23 Şubat 2011 Çarşamba

Blackpool 3 - 1 Tottenham

Şüphesiz ki ; Blackpool pek çok futbolseverin sempatisini kazandı bu yıl. Ligde kalmak için o hiç sevmediğimiz sümsük futbolu oynamıyorlar. Her hocanın standart demeçlerinden birisidir; "Oyunumuzu rakiplerimize kabul ettirmek istiyoruz" sözü. Ancak küçük takım hocaları bunu genelde uygulamaya alamaz. Genelde rakibin oyununu kabullenirler. Ian Holloway'de bu yok. Sezon başından beri oynamak isteyen, bol gollü maçlara imza atan, sürpriz sonuçlar alabilen; mütevazı bir takım Blackpool. Uzun yıllar sonra kazandıkları ilk Tottenham galibiyeti üstelik bu. Son 6 haftada peşpeşe 5 mağlubiyet almışlardı. Sadece son maçlarında Aston Villa ile berabere kaldılar. Tottenham cephesinde ise işler oldukça yolundaydı. Milano Fatihi olarak anılmaya başlamışlardı. Ligde 5 maçtır kaybetmemiş, son 3 maçı da kazanmışlardı. İbre Tottenham'dan yanaydı. Ancak ne yalan söyleyeyim, benim bir sürpriz beklentim vardı. Harry Redknapp'ın; "Manchester United, Arsenal ilk 2deki yerini kaybetmez. Chelsea ilk 4'e kesin girer.
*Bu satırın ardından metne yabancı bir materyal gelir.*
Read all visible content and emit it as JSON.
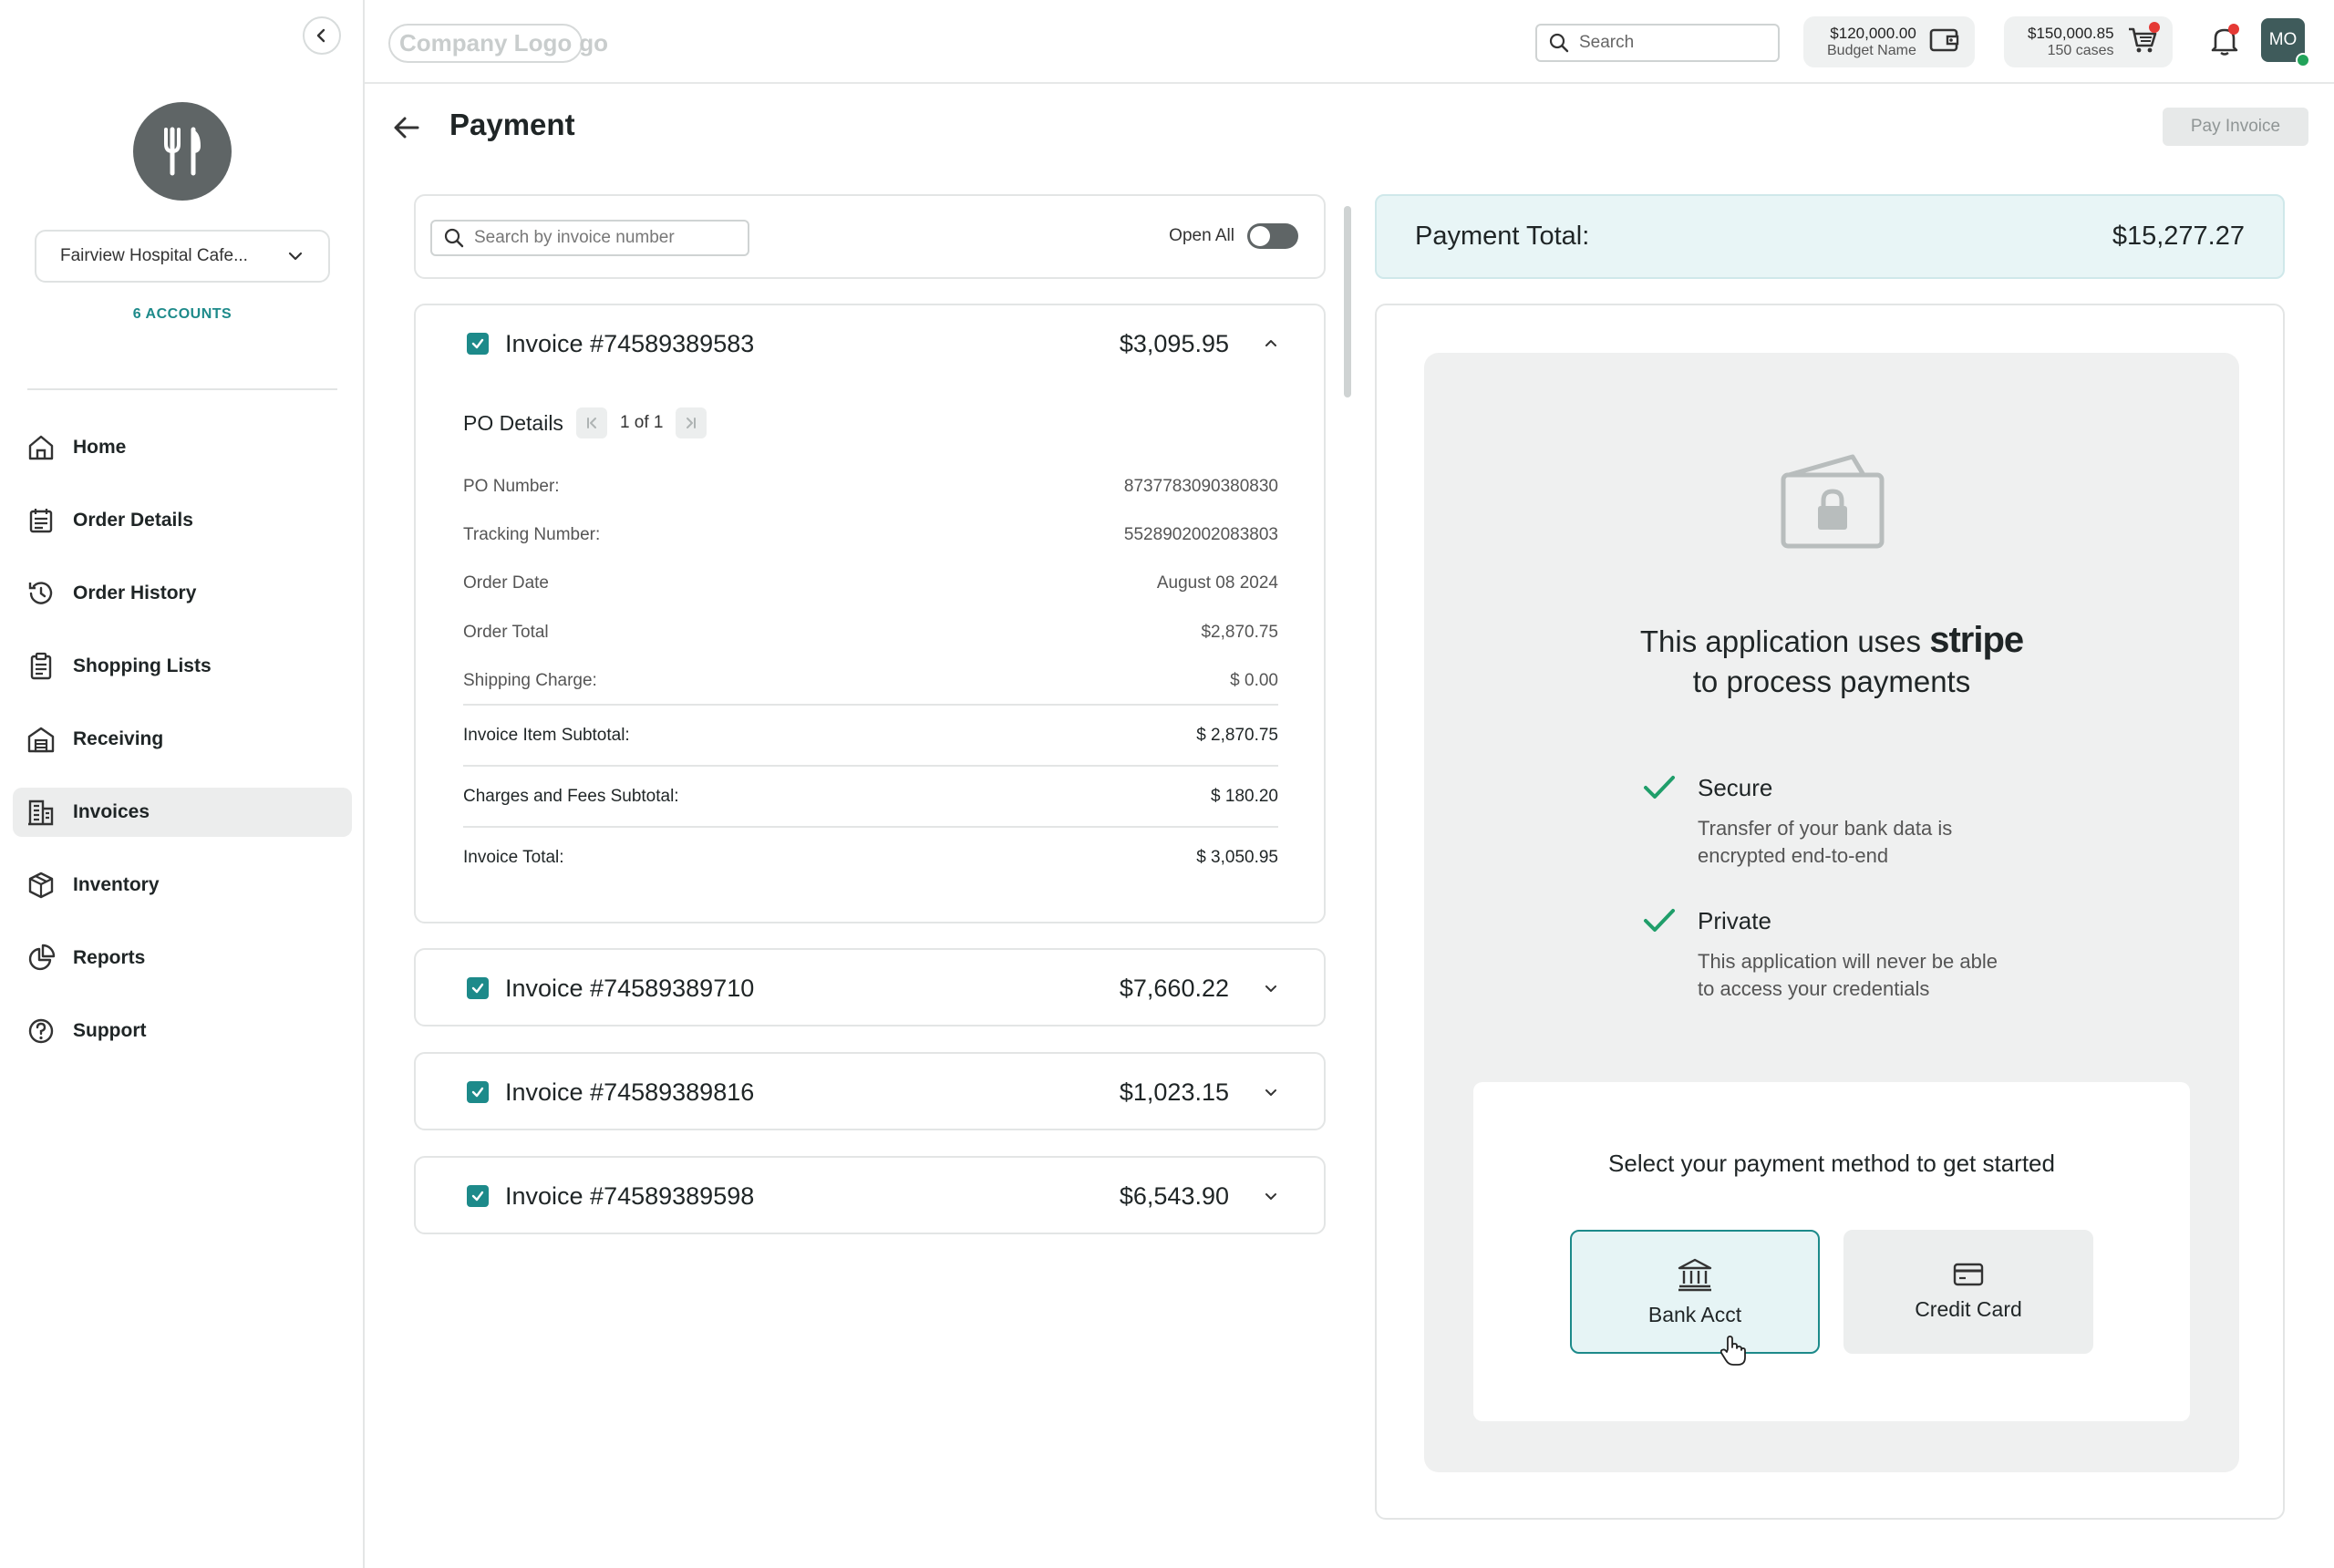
{
  "sidebar": {
    "account_name": "Fairview Hospital Cafe...",
    "accounts_count": "6 ACCOUNTS",
    "items": [
      {
        "label": "Home",
        "icon": "home-icon"
      },
      {
        "label": "Order Details",
        "icon": "calendar-list-icon"
      },
      {
        "label": "Order History",
        "icon": "history-icon"
      },
      {
        "label": "Shopping Lists",
        "icon": "clipboard-icon"
      },
      {
        "label": "Receiving",
        "icon": "warehouse-icon"
      },
      {
        "label": "Invoices",
        "icon": "invoice-icon",
        "active": true
      },
      {
        "label": "Inventory",
        "icon": "box-icon"
      },
      {
        "label": "Reports",
        "icon": "pie-chart-icon"
      },
      {
        "label": "Support",
        "icon": "help-circle-icon"
      }
    ]
  },
  "topbar": {
    "logo_text": "Company Logo",
    "logo_tail": "go",
    "search_placeholder": "Search",
    "budget": {
      "amount": "$120,000.00",
      "label": "Budget Name"
    },
    "cart": {
      "amount": "$150,000.85",
      "label": "150 cases"
    },
    "user_initials": "MO"
  },
  "page": {
    "title": "Payment",
    "pay_button": "Pay Invoice",
    "invoice_search_placeholder": "Search by invoice number",
    "open_all_label": "Open All"
  },
  "invoices": [
    {
      "number": "Invoice #74589389583",
      "amount": "$3,095.95",
      "expanded": true,
      "po_details": {
        "title": "PO Details",
        "pager": "1 of 1",
        "rows": [
          {
            "label": "PO Number:",
            "value": "8737783090380830"
          },
          {
            "label": "Tracking Number:",
            "value": "5528902002083803"
          },
          {
            "label": "Order Date",
            "value": "August 08 2024"
          },
          {
            "label": "Order Total",
            "value": "$2,870.75"
          },
          {
            "label": "Shipping Charge:",
            "value": "$ 0.00"
          }
        ],
        "subtotals": [
          {
            "label": "Invoice Item Subtotal:",
            "value": "$ 2,870.75"
          },
          {
            "label": "Charges and Fees Subtotal:",
            "value": "$ 180.20"
          },
          {
            "label": "Invoice Total:",
            "value": "$ 3,050.95"
          }
        ]
      }
    },
    {
      "number": "Invoice #74589389710",
      "amount": "$7,660.22",
      "expanded": false
    },
    {
      "number": "Invoice #74589389816",
      "amount": "$1,023.15",
      "expanded": false
    },
    {
      "number": "Invoice #74589389598",
      "amount": "$6,543.90",
      "expanded": false
    }
  ],
  "payment": {
    "total_label": "Payment Total:",
    "total_value": "$15,277.27",
    "stripe_pre": "This application uses",
    "stripe_word": "stripe",
    "stripe_post": "to process payments",
    "features": [
      {
        "title": "Secure",
        "desc": "Transfer of your bank data is encrypted end-to-end"
      },
      {
        "title": "Private",
        "desc": "This application will never be able to access your credentials"
      }
    ],
    "method_prompt": "Select your payment method to get started",
    "methods": [
      {
        "label": "Bank Acct",
        "icon": "bank-icon",
        "selected": true
      },
      {
        "label": "Credit Card",
        "icon": "credit-card-icon",
        "selected": false
      }
    ]
  },
  "colors": {
    "accent": "#1d8a8a",
    "accent_light": "#e6f4f5",
    "notification": "#e53935",
    "online": "#22a35a"
  }
}
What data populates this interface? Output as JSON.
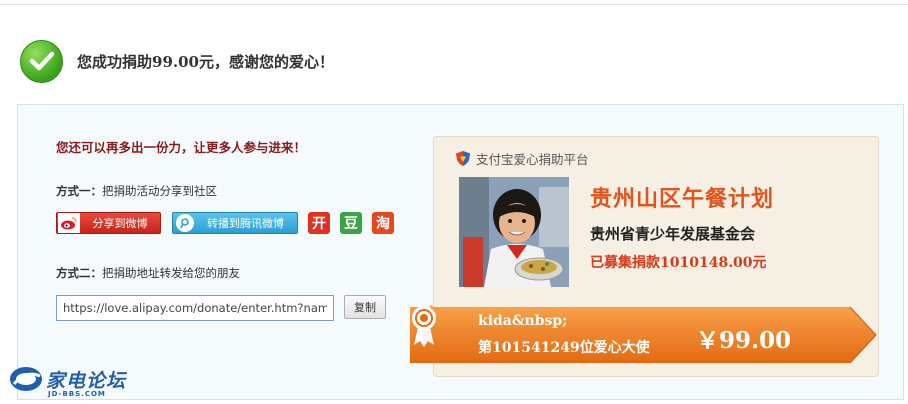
{
  "success": {
    "message": "您成功捐助99.00元，感谢您的爱心！",
    "icon": "check-circle-icon",
    "color": "#3aa11a"
  },
  "share": {
    "invite": "您还可以再多出一份力，让更多人参与进来！",
    "way1_label": "方式一：",
    "way1_text": "把捐助活动分享到社区",
    "weibo_button": "分享到微博",
    "tencent_button": "转播到腾讯微博",
    "kaixin_icon_text": "开",
    "douban_icon_text": "豆",
    "taobao_icon_text": "淘",
    "way2_label": "方式二：",
    "way2_text": "把捐助地址转发给您的朋友",
    "url_value": "https://love.alipay.com/donate/enter.htm?name=",
    "copy_button": "复制"
  },
  "card": {
    "platform": "支付宝爱心捐助平台",
    "project_title": "贵州山区午餐计划",
    "organization": "贵州省青少年发展基金会",
    "raised": "已募集捐款1010148.00元",
    "username": "kida&nbsp;",
    "rank": "第101541249位爱心大使",
    "amount": "￥99.00",
    "accent": "#e2551a",
    "ribbon_color": "#ee7a1e"
  },
  "watermark": {
    "name": "家电论坛",
    "sub": "JD-BBS.COM"
  }
}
Biz ise Manchester City ile ilk 4'te kalabilme mücadelesi yaparız." şeklindeki açıklamaları Tottenham'ın hedefini 4.lük olarak ortaya koyuyor. Redknapp 2 sene üst üste Şampiyonlar Ligi'ne gidebilmeyi başarı olarak görüyor. Haksız da sayılmaz. Ancak hedef de büyütmek gerekir. Charlie Adam önderliğindeki Blackpool, yine Charlie Adam'ın penaltı golüyle 1-0 öne geçti. Bana göre; tartışmaya açık bir karardı. Hakemin gözü önünde gerçekleşti ve hakem tereddütsüz beyaz noktayı gösterdi. Ancak Bassong'un pek bir müdahalesi de yok gibi... DJ Campbell'ın golüyle soyunma odasına iyice gardı düşük gitti Tottenham. Assou-Ekotto saçmalığının ardından gelen Ormerod'un golü turuncu giymiş 16 bin kişiyi coşkuya boğdu. Pavlyuchenko bitime 10 saniye attığı gol Tottenham'a teselli bile olamazken; sadece Pavlyuchenko'nun bireysel istatistiğine bir artı olarak yansıyacak. Bu mağlubiyetle Tottenham Şubat ayını kapattı.